A colleague recently sent me some IBM propaganda on SOA, BPM and EA. Discussing my opinion of the white paper with him sparked an idea for a blog entry about the my opinion on the relationship between these three methodologies.
Okay, let’s dive into the meat of the issue. What, if any, is the relationship between SOA, BPM & EA? First, some quick definitions:
BPM is a practice that focuses on identifying if a business process is operating within normal operating ranges. How can you tell that? First, you identify some key performance indicators (KPI) that you will use to measure your business process (this implies you actually understand your business), next you have to baseline your current business process; lastly, you modify one variable at a time to see the impact it has on the process. Since this last step can have financial impact for your business, you may want to consider using simulation to assist in this process.
SOA is a practice that focuses on modeling the entities, and relationships between entities, that comprise the business as a set of services. This can be done on a small or large scale. Typically, the relationships in this model represent consumer/provider relationships. Doing SOA correctly implies you are taking a top-down approach. I’ve seen/read views that discuss the bottom-up approach to SOA and I don’t believe the results of that represent SOA. Perhaps it’s a component model, but not a services model. The value of SOA is that you are aligning IT with the business using this architecture methodology.
Finally EA is the ‘Big Kahuna” of architecture practices. It attempts to get the architect(s) to take a holistic approach to thinking about the organization approaches delivery and support of solutions on an enterprise scale. The goal of cataloging and modeling at this scale is that you can see “the forest from the trees”. It’s very easy to think about solutions in your organization based purely upon need, but you will end up with a set of disparate and disconnected silos. Cataloging that need in an EA enables the organization to recognize consistent patterns and consolidate around them. Thus, operational costs are reduced, redundancy is avoided and time is spent solving the unique aspects of new problems rather than continually reinventing the same solutions over and over again.
Now I will provide my opinion on the relationships between these methodologies:
SOA & BPM: SOA & BPM are methodologies, not tools or technologies. It’s irrelevant if SOA suites can do BPMS or BPMS suites support SOA. There is no inherent relationship between these methodologies just because vendors discovered that that they can use Web Services as a means of execute a task within a business process. Web Services is not SOA, it is merely a standardized approach to accessing functionality on remote systems.

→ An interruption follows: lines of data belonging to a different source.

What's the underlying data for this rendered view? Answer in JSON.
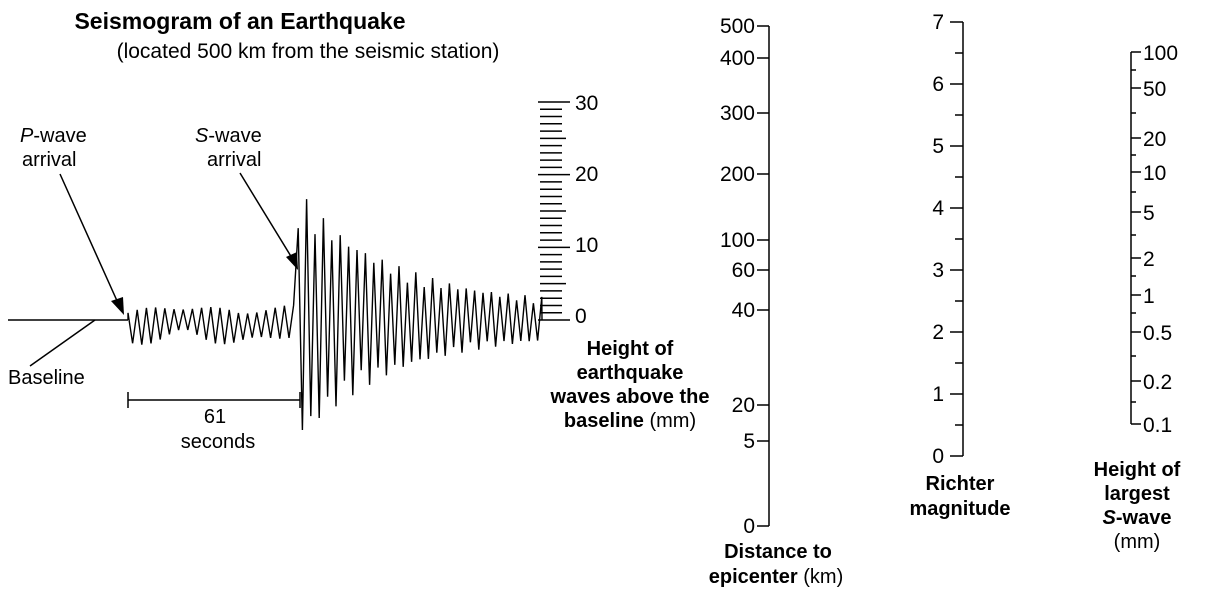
{
  "seismogram": {
    "title": "Seismogram of an Earthquake",
    "subtitle": "(located 500 km from the seismic station)",
    "p_wave_prefix": "P",
    "p_wave_suffix": "-wave",
    "p_wave_line2": "arrival",
    "s_wave_prefix": "S",
    "s_wave_suffix": "-wave",
    "s_wave_line2": "arrival",
    "baseline_label": "Baseline",
    "interval_value": "61",
    "interval_unit": "seconds",
    "p_to_s_interval_seconds": 61,
    "peak_s_wave_height_mm": 20,
    "height_scale": {
      "min": 0,
      "max": 30,
      "minor_step": 1,
      "labels": [
        "0",
        "10",
        "20",
        "30"
      ],
      "title_bold_1": "Height of",
      "title_bold_2": "earthquake",
      "title_bold_3": "waves above the",
      "title_bold_4": "baseline",
      "title_unit": " (mm)"
    }
  },
  "nomogram": {
    "distance_scale": {
      "labels": [
        "500",
        "400",
        "300",
        "200",
        "100",
        "60",
        "40",
        "20",
        "5",
        "0"
      ],
      "title_bold_1": "Distance to",
      "title_bold_2": "epicenter",
      "title_unit": " (km)"
    },
    "magnitude_scale": {
      "labels": [
        "7",
        "6",
        "5",
        "4",
        "3",
        "2",
        "1",
        "0"
      ],
      "title_bold_1": "Richter",
      "title_bold_2": "magnitude"
    },
    "amplitude_scale": {
      "labels": [
        "100",
        "50",
        "20",
        "10",
        "5",
        "2",
        "1",
        "0.5",
        "0.2",
        "0.1"
      ],
      "title_bold_1": "Height of",
      "title_bold_2": "largest",
      "title_bold_3_prefix": "S",
      "title_bold_3_suffix": "-wave",
      "title_unit": "(mm)"
    }
  }
}
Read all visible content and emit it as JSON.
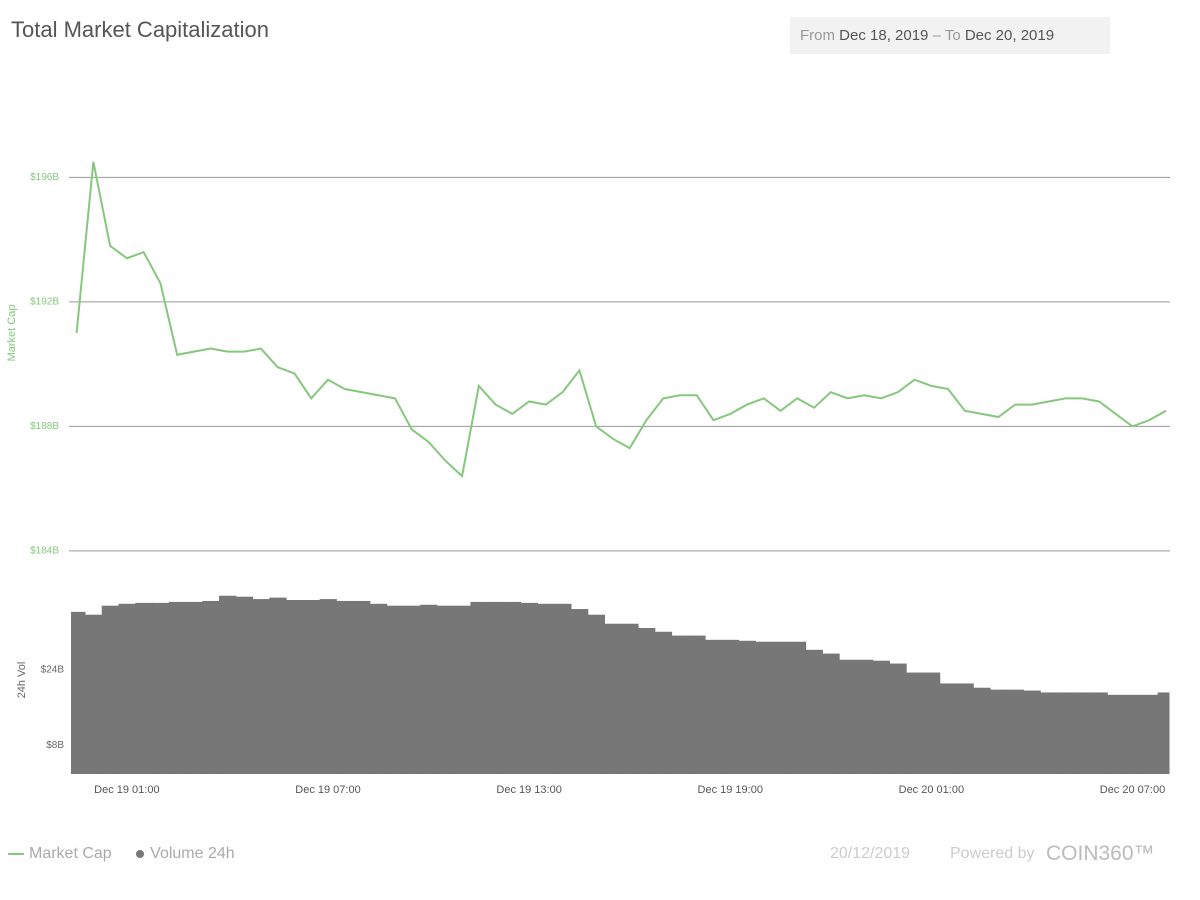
{
  "header": {
    "title": "Total Market Capitalization",
    "date_range": {
      "from_label": "From",
      "from": "Dec 18, 2019",
      "separator": "–",
      "to_label": "To",
      "to": "Dec 20, 2019"
    }
  },
  "chart_data": [
    {
      "type": "line",
      "ylabel": "Market Cap",
      "x": [
        "Dec 18 23:30",
        "Dec 19 00:00",
        "Dec 19 00:30",
        "Dec 19 01:00",
        "Dec 19 01:30",
        "Dec 19 02:00",
        "Dec 19 02:30",
        "Dec 19 03:00",
        "Dec 19 03:30",
        "Dec 19 04:00",
        "Dec 19 04:30",
        "Dec 19 05:00",
        "Dec 19 05:30",
        "Dec 19 06:00",
        "Dec 19 06:30",
        "Dec 19 07:00",
        "Dec 19 07:30",
        "Dec 19 08:00",
        "Dec 19 08:30",
        "Dec 19 09:00",
        "Dec 19 09:30",
        "Dec 19 10:00",
        "Dec 19 10:30",
        "Dec 19 11:00",
        "Dec 19 11:30",
        "Dec 19 12:00",
        "Dec 19 12:30",
        "Dec 19 13:00",
        "Dec 19 13:30",
        "Dec 19 14:00",
        "Dec 19 14:30",
        "Dec 19 15:00",
        "Dec 19 15:30",
        "Dec 19 16:00",
        "Dec 19 16:30",
        "Dec 19 17:00",
        "Dec 19 17:30",
        "Dec 19 18:00",
        "Dec 19 18:30",
        "Dec 19 19:00",
        "Dec 19 19:30",
        "Dec 19 20:00",
        "Dec 19 20:30",
        "Dec 19 21:00",
        "Dec 19 21:30",
        "Dec 19 22:00",
        "Dec 19 22:30",
        "Dec 19 23:00",
        "Dec 19 23:30",
        "Dec 20 00:00",
        "Dec 20 00:30",
        "Dec 20 01:00",
        "Dec 20 01:30",
        "Dec 20 02:00",
        "Dec 20 02:30",
        "Dec 20 03:00",
        "Dec 20 03:30",
        "Dec 20 04:00",
        "Dec 20 04:30",
        "Dec 20 05:00",
        "Dec 20 05:30",
        "Dec 20 06:00",
        "Dec 20 06:30",
        "Dec 20 07:00",
        "Dec 20 07:30",
        "Dec 20 08:00"
      ],
      "series": [
        {
          "name": "Market Cap",
          "color": "#86c77d",
          "values": [
            191.0,
            196.5,
            193.8,
            193.4,
            193.6,
            192.6,
            190.3,
            190.4,
            190.5,
            190.4,
            190.4,
            190.5,
            189.9,
            189.7,
            188.9,
            189.5,
            189.2,
            189.1,
            189.0,
            188.9,
            187.9,
            187.5,
            186.9,
            186.4,
            189.3,
            188.7,
            188.4,
            188.8,
            188.7,
            189.1,
            189.8,
            188.0,
            187.6,
            187.3,
            188.2,
            188.9,
            189.0,
            189.0,
            188.2,
            188.4,
            188.7,
            188.9,
            188.5,
            188.9,
            188.6,
            189.1,
            188.9,
            189.0,
            188.9,
            189.1,
            189.5,
            189.3,
            189.2,
            188.5,
            188.4,
            188.3,
            188.7,
            188.7,
            188.8,
            188.9,
            188.9,
            188.8,
            188.4,
            188.0,
            188.2,
            188.5
          ]
        }
      ],
      "ylim": [
        183,
        199
      ],
      "yticks": [
        {
          "value": 184,
          "label": "$184B"
        },
        {
          "value": 188,
          "label": "$188B"
        },
        {
          "value": 192,
          "label": "$192B"
        },
        {
          "value": 196,
          "label": "$196B"
        }
      ],
      "xlim": [
        "Dec 18 23:20",
        "Dec 20 08:00"
      ],
      "grid": true
    },
    {
      "type": "bar",
      "ylabel": "24h Vol",
      "x": [
        "Dec 18 23:30",
        "Dec 19 00:00",
        "Dec 19 00:30",
        "Dec 19 01:00",
        "Dec 19 01:30",
        "Dec 19 02:00",
        "Dec 19 02:30",
        "Dec 19 03:00",
        "Dec 19 03:30",
        "Dec 19 04:00",
        "Dec 19 04:30",
        "Dec 19 05:00",
        "Dec 19 05:30",
        "Dec 19 06:00",
        "Dec 19 06:30",
        "Dec 19 07:00",
        "Dec 19 07:30",
        "Dec 19 08:00",
        "Dec 19 08:30",
        "Dec 19 09:00",
        "Dec 19 09:30",
        "Dec 19 10:00",
        "Dec 19 10:30",
        "Dec 19 11:00",
        "Dec 19 11:30",
        "Dec 19 12:00",
        "Dec 19 12:30",
        "Dec 19 13:00",
        "Dec 19 13:30",
        "Dec 19 14:00",
        "Dec 19 14:30",
        "Dec 19 15:00",
        "Dec 19 15:30",
        "Dec 19 16:00",
        "Dec 19 16:30",
        "Dec 19 17:00",
        "Dec 19 17:30",
        "Dec 19 18:00",
        "Dec 19 18:30",
        "Dec 19 19:00",
        "Dec 19 19:30",
        "Dec 19 20:00",
        "Dec 19 20:30",
        "Dec 19 21:00",
        "Dec 19 21:30",
        "Dec 19 22:00",
        "Dec 19 22:30",
        "Dec 19 23:00",
        "Dec 19 23:30",
        "Dec 20 00:00",
        "Dec 20 00:30",
        "Dec 20 01:00",
        "Dec 20 01:30",
        "Dec 20 02:00",
        "Dec 20 02:30",
        "Dec 20 03:00",
        "Dec 20 03:30",
        "Dec 20 04:00",
        "Dec 20 04:30",
        "Dec 20 05:00",
        "Dec 20 05:30",
        "Dec 20 06:00",
        "Dec 20 06:30",
        "Dec 20 07:00",
        "Dec 20 07:30",
        "Dec 20 08:00"
      ],
      "series": [
        {
          "name": "Volume 24h",
          "color": "#777777",
          "values": [
            36.2,
            35.6,
            37.5,
            37.9,
            38.1,
            38.1,
            38.3,
            38.3,
            38.5,
            39.6,
            39.4,
            38.9,
            39.2,
            38.7,
            38.7,
            38.9,
            38.5,
            38.5,
            37.9,
            37.5,
            37.5,
            37.7,
            37.5,
            37.5,
            38.3,
            38.3,
            38.3,
            38.1,
            37.9,
            37.9,
            36.8,
            35.6,
            33.7,
            33.7,
            32.8,
            32.0,
            31.2,
            31.2,
            30.3,
            30.3,
            30.1,
            29.9,
            29.9,
            29.9,
            28.2,
            27.4,
            26.1,
            26.1,
            25.9,
            25.3,
            23.4,
            23.4,
            21.1,
            21.1,
            20.2,
            19.8,
            19.8,
            19.6,
            19.2,
            19.2,
            19.2,
            19.2,
            18.7,
            18.7,
            18.7,
            19.2
          ]
        }
      ],
      "ylim": [
        2,
        42.5
      ],
      "yticks": [
        {
          "value": 8,
          "label": "$8B"
        },
        {
          "value": 24,
          "label": "$24B"
        }
      ],
      "xlim": [
        "Dec 18 23:20",
        "Dec 20 08:00"
      ],
      "xticks": [
        "Dec 19 01:00",
        "Dec 19 07:00",
        "Dec 19 13:00",
        "Dec 19 19:00",
        "Dec 20 01:00",
        "Dec 20 07:00"
      ]
    }
  ],
  "footer": {
    "date": "20/12/2019",
    "powered_by": "Powered by",
    "brand": "COIN360™"
  }
}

However, a well-designed SOA can simplify BPM by enabling rapid business process modeling that only needs to go as deep as identifying the right service rather than having to identify the entire sub-task. SOA can also simplify BPM by denoting in the service the types of KPIs that the service maintains for itself. This requires full understanding that a service is a measurable unit and that metrics are a key component to development of the service contract. If you can’t measure it, it’s not a service!
EA, SOA & BPM: SOA and BPM are views within the enterprise architecture. They don’t replace the need for EA and they cover only a small subject of EA’s requirements.